Fin du voyage officiel d’Emmanuel Macron à Djibouti ce mardi 12 mars. Le chef de l’Etat a visité la base militaire française, la plus grande à l’étranger avec 1 450 hommes, et s’est entretenu avec son homologue djiboutien, Ismaïl Omar Guelleh. Le tout sur fond d’influence grandissante de la Chine. La France tente de promouvoir un autre modèle de développement pour son ancienne colonie.
C’est avec un brin d’ironie qu’Ismaïl Omar Guelleh a salué le retour d’un président français à Djibouti pour la première fois depuis dix ans : « Je n’ai jamais perdu espoir que la France puisse renforcer ses investissements à Djibouti. »

Pendant que Paris et Djibouti se tournaient le dos, les Chinois sont arrivés. Ils ont déversé des milliards de dollars pour financer des infrastructures, notamment le port. Les Djiboutiens se sont endettés.
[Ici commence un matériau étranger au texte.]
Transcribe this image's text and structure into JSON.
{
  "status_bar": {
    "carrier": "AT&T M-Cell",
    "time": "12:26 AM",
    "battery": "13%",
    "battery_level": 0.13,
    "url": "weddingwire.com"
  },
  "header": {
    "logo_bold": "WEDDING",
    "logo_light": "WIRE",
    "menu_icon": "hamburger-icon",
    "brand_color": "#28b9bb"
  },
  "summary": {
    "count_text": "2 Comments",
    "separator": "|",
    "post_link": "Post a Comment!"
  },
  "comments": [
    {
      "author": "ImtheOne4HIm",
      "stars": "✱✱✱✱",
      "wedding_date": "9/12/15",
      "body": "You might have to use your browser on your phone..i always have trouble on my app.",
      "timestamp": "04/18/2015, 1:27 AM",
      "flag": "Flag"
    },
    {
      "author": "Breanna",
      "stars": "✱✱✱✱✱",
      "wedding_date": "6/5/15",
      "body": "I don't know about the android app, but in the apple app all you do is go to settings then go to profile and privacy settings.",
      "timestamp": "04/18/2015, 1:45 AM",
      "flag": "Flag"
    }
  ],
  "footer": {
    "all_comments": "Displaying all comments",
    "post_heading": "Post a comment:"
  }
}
Emmanuel Macron leur propose un contre-modèle : « Je ne voudrais pas que des investissements internationaux d’une nouvelle génération conduisent à réduire la souveraineté de nos partenaires historiques ou à fragiliser leur économie dans la durée. Parce que le bon investissement, c’est celui qui permet de donner du travail et d’améliorer le cadre de vie au quotidien. »

Tout le contraire des Chinois donc aux yeux d’Emmanuel Macron. Pas sûr cependant que le président djiboutien soit prêt à tourner le dos aux Chinois : « Nous avons discuté avec le président Macron pour renforcer un cadre propice à l’investissement pour les sociétés européennes, françaises ou d’ailleurs, ou même chinoises. Nous ne sommes pas abandonnés. »

Une façon de signifier que Paris est, pour Djibouti, un partenaire commercial comme les autres.

■ Djibouti, plate-forme logistique

Djibouti est engagé dans une transformation en profondeur. Idéalement situé au sud de la mer Rouge, le pays veut devenir une plate-forme logistique pour toute la Corne de l’Afrique. Le port est en pleine croissance et une zone franche chinoise a été inaugurée l’an dernier. Elle pourrait permettre de créer plusieurs dizaines de milliers d’emplois.

La Chine est d’ailleurs devenue le grand artisan de cette transformation, se hissant au passage au premier rang des partenaires extérieurs. Les ambitions djiboutiennes reflètent le dynamisme régional. Près de 90% des exportations éthiopiennes sortent par le port de Djibouti, via en partie une nouvelle ligne ferroviaire depuis Addis-Abeba.

Mais si l’afflux d’investissements étrangers engendre une croissance solide, elle pourrait atteindre 7% cette année, il a aussi ses revers. Le pays frôle le surendettement, le service de la dette devient lourd à assumer. La croissance est loin d’être inclusive et ne profite guère à la majorité de la population. Enfin, la concurrence portuaire en Erythrée et en Somalie notamment commence à se réveiller. Les handicaps structuraux demeurent présents. D’après la Banque mondiale, la gouvernance reste médiocre et la corruption importante.